In our January/February 2009 issue, we wrote about Mighty Leaf Tea and its founders, Gary Shinner and Jill Portman. The pair was determined to extend the reach of Mighty Leaf's premium tea beyond its core market. Though the company had already carved out a profitable niche selling to luxury hotels, restaurants, and specialty-food stores, Shinner and Portman wanted to extend sales to large supermarket chains. Charlie Woodruff, the company's sales director for the eastern U.S., pushed back. He believed there was still plenty of room for growth in Mighty Leaf's current markets and feared that a mass-market push would taint the brand's upscale image. After much discussion, Shinner and Portman forged ahead despite the objections. They hired a national sales director and within a year signed their first supermarket account. By October 2008, Mighty Leaf had a presence in Kroger, Publix, Safeway, and Stop & Shop, and sales were expected to hit $20 million by the end of that year, up from $16.4 million in 2007.
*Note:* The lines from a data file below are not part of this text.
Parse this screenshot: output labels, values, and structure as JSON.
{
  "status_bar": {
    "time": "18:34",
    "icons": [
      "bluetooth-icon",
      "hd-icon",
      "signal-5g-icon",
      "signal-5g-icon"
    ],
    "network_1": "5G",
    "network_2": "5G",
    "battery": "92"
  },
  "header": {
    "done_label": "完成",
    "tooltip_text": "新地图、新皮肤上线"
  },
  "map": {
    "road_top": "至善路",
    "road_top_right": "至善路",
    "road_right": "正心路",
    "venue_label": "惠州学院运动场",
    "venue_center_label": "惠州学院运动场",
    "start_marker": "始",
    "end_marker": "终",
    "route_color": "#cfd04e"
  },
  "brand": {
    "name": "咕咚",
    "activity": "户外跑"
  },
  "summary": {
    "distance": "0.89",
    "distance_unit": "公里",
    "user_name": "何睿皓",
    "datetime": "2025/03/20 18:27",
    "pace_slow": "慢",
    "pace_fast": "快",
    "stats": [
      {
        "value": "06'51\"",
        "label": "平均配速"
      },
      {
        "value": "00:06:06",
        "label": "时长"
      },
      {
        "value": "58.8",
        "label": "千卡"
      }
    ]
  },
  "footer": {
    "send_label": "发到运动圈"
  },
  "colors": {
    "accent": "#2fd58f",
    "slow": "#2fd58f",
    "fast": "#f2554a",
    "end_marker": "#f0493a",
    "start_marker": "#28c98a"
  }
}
Brian Morgan, a Chicago-based analyst with Euromonitor International, thought it was the right time to move into supermarkets. Seth Goldman, co-founder of Honest Tea, was lukewarm on the strategy, arguing that selling in supermarkets would put downward pressure on prices for the upscale tea. Christopher P. Ramey, president of Affluent Insights, said that if Mighty Leaf was set on selling to supermarkets, it should do so under a different brand.


The recession put a crimp on sales to hotels and restaurants, but supermarket sales performed well and more than helped offset any softness in the company's other markets. Revenue hit $20 million in 2008 and was expected to grow another 10 percent in 2009. "Some considered it a risky endeavor," says Shinner, "but it helped us diversify." Now, Woodruff is a believer. "I realized to grow a brand, you have to have the meat and the potatoes," he says. "We've been able to come downmarket in a way that just blew me away."


Up to now, Mighty Leaf hasn't invested heavily in marketing. In the year ahead, the company plans to ramp up spending, especially on the Web and via social networks. "There's a lot more we can do," says Shinner. "We're looking to turbocharge the brand."